I head straight to the closet, it’s the only section of the library and the whole house left to search for Butch. If he isn’t here, he’ll have a lot of explanation to…

“Jesus, Butch!”

In his shock, Butch dumps whatever he’s holding into the toilet bowl and turns the metal handle of the flusher. The roar of blue water spiralling its way done fills the air, but it doesn’t clear the cloud of smoke fogging the closet. I wonder why nobody thought of installing a fire alarm in here. On the tail of that thought is how someone could survive is such mass of smoke.

Irony baby, Butch your man was drawing in huge sips of those into his system.

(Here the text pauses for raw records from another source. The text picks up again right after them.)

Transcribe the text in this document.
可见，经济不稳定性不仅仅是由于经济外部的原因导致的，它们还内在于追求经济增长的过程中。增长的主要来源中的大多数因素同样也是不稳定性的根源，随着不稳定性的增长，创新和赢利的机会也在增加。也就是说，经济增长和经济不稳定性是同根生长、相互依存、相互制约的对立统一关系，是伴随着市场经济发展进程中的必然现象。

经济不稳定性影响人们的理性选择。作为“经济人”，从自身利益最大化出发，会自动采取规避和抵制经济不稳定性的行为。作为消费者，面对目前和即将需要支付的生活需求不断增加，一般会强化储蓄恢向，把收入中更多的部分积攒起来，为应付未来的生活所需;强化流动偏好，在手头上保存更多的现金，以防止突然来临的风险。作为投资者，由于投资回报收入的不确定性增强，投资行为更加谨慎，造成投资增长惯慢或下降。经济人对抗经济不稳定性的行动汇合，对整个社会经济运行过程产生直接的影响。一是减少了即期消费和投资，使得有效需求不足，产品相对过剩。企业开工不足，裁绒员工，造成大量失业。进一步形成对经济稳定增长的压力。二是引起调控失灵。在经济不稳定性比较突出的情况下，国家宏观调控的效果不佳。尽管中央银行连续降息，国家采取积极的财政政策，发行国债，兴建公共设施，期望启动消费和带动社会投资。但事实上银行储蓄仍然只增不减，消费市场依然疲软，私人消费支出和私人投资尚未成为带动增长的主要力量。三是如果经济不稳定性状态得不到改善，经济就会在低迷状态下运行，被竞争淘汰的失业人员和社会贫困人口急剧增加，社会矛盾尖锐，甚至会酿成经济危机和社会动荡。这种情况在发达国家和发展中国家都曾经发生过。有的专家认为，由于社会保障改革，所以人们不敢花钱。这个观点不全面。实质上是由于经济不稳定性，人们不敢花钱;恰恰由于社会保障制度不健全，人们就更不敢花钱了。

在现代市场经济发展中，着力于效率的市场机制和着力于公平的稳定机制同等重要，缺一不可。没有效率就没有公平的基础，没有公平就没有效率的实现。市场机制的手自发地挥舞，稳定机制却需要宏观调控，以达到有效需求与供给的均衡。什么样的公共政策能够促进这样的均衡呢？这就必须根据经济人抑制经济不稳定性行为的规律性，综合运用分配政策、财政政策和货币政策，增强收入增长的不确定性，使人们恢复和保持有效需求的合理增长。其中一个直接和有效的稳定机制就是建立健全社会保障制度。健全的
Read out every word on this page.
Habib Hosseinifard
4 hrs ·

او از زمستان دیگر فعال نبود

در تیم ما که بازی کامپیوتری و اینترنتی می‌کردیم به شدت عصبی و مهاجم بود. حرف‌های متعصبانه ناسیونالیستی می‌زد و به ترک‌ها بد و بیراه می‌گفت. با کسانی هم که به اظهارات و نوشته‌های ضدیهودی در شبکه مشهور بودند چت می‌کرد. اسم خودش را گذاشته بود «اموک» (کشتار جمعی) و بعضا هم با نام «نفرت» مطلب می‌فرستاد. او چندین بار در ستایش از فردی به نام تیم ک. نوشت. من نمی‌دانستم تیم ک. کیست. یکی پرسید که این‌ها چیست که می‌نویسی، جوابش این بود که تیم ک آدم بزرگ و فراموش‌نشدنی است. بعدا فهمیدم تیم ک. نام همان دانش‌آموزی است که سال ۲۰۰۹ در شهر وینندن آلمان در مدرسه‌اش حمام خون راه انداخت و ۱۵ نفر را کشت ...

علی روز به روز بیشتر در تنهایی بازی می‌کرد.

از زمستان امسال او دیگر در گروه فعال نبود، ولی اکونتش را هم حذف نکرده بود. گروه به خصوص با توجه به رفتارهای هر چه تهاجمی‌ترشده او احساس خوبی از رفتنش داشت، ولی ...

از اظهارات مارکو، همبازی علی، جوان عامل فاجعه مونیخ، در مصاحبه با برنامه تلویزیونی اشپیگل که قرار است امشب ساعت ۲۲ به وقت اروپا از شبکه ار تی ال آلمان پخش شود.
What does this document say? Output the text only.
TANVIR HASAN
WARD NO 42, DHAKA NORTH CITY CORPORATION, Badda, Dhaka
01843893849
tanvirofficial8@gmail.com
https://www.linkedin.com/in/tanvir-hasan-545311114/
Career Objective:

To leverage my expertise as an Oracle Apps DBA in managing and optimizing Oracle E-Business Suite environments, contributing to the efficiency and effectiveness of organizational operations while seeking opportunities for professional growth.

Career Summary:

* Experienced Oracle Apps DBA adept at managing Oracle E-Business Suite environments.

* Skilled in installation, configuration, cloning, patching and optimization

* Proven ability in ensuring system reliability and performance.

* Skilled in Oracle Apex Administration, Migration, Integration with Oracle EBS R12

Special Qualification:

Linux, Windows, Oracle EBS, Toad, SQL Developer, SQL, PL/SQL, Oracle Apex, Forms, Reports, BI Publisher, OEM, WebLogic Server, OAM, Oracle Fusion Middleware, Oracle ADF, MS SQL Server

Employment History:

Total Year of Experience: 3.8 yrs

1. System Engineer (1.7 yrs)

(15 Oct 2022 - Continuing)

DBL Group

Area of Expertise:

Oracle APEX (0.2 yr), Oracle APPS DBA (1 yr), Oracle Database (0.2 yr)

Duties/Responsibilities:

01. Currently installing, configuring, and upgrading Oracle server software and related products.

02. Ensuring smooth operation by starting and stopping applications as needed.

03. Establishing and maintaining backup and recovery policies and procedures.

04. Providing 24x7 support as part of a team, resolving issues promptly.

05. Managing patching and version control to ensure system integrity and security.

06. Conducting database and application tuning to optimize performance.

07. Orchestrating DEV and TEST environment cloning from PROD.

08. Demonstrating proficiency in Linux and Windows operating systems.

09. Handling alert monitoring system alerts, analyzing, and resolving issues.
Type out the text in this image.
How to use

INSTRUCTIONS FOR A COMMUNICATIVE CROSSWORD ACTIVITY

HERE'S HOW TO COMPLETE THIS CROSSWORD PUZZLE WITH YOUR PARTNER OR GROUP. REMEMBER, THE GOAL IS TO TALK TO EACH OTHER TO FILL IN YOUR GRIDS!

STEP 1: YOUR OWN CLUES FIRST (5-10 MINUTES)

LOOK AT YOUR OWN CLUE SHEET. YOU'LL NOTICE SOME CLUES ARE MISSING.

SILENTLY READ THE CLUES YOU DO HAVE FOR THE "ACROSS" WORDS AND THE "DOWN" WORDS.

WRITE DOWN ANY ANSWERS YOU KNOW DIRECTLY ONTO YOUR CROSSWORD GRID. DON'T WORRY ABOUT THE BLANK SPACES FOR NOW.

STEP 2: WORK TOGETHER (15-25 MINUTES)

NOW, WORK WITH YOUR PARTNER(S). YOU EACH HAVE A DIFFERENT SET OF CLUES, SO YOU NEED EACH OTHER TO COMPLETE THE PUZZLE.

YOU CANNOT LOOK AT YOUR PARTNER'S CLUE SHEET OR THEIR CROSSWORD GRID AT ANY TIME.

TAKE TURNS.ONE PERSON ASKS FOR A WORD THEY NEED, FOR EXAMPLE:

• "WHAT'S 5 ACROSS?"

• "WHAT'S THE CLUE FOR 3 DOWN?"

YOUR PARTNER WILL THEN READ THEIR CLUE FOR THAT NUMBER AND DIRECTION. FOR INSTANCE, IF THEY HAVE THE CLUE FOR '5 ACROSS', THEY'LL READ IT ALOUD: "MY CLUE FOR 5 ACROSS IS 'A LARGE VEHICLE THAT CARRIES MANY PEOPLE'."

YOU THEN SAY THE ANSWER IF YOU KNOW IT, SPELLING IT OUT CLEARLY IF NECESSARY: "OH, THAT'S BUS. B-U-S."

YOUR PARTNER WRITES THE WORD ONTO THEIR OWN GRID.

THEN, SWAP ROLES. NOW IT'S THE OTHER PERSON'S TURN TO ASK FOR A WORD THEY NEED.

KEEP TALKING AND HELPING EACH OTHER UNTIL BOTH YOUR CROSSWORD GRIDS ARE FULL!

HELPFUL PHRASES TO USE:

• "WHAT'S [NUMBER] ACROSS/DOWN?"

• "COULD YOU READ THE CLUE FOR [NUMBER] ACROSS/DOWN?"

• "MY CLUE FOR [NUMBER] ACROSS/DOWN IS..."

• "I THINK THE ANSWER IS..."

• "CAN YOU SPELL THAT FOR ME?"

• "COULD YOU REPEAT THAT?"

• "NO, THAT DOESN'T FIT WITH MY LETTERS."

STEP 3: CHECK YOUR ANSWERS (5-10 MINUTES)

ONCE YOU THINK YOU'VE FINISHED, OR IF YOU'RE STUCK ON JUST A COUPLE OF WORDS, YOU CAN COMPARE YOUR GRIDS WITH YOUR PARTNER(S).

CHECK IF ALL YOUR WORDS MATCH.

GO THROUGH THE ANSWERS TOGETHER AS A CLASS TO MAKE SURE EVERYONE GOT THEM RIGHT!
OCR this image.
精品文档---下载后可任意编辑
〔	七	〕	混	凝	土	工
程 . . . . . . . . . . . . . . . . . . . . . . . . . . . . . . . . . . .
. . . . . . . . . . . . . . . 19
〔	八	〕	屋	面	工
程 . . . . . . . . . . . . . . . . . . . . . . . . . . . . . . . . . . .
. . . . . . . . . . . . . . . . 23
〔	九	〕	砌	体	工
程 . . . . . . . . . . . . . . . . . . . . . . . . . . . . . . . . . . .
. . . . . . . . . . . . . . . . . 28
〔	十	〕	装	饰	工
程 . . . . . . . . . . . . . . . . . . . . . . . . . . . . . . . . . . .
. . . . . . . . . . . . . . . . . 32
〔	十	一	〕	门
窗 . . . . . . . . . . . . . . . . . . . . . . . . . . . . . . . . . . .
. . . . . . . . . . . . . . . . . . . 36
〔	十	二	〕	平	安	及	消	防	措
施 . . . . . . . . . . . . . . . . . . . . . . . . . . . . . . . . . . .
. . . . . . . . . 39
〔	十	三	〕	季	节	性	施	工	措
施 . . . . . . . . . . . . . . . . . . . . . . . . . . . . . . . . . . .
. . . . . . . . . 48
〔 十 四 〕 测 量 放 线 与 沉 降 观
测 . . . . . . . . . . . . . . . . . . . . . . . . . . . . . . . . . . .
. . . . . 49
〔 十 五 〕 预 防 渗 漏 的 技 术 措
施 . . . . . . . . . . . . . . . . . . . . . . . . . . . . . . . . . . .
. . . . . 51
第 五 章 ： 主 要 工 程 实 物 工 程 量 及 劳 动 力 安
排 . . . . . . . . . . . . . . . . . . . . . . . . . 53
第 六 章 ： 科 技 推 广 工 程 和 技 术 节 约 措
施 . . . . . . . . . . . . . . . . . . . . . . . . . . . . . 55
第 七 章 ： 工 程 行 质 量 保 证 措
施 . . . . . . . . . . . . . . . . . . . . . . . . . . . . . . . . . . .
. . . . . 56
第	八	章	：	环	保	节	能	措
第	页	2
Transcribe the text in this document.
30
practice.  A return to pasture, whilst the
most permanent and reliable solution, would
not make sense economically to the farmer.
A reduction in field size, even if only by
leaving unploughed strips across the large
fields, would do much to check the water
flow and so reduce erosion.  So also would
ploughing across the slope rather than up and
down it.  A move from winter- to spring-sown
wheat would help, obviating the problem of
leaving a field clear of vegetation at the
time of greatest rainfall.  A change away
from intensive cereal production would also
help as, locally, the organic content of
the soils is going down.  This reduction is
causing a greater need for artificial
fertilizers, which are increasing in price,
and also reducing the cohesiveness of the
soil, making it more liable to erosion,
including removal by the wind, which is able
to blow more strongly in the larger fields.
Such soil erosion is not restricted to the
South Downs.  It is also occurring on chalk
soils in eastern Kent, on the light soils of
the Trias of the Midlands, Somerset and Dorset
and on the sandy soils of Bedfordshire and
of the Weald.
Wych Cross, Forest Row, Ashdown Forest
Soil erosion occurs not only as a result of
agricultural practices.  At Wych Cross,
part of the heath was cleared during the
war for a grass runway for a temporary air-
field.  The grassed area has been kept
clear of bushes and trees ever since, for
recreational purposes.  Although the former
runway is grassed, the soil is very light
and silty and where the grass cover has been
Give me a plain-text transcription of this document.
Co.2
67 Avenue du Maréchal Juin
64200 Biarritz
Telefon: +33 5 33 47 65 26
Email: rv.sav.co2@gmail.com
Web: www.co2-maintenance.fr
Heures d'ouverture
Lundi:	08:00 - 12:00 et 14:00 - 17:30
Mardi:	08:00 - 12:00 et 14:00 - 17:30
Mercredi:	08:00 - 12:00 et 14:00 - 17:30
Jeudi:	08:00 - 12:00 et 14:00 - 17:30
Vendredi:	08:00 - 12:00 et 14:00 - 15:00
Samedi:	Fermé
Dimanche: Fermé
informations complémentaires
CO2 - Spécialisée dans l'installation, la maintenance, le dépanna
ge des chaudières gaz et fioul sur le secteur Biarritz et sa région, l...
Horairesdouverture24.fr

Into his damned lungs. Blackening it like firewood in elongated contact with fire.

“Baby.” Butch says then sniffs, then shakes his head, then tries to smile.

“Buchi Agwu, you smoke?” I can’t contain my shock. I want to run away like Cinderella by midnight, Butch being the single shoe I’ll forget.

“Happy birthday, baby.” He slaps down the toilet lid and grabs his lighter from the window.

“It never was my birthday. Get your ass out there right now and celebrate with your well-wishers.”

I slam the door and stomp out of the library, my body rocking with fright and anger and some other emotion I can’t explain. I’m going to try to avoid taking a rash action. I’m really going to fight picking up the microphone and screaming: LADIES AND GENTLEMEN, THANK YOU FOR YOUR TIME. THE BIRTHDAY PARTY IS OVER! I JUST BROKE UP WITH THE CELEBRANT!!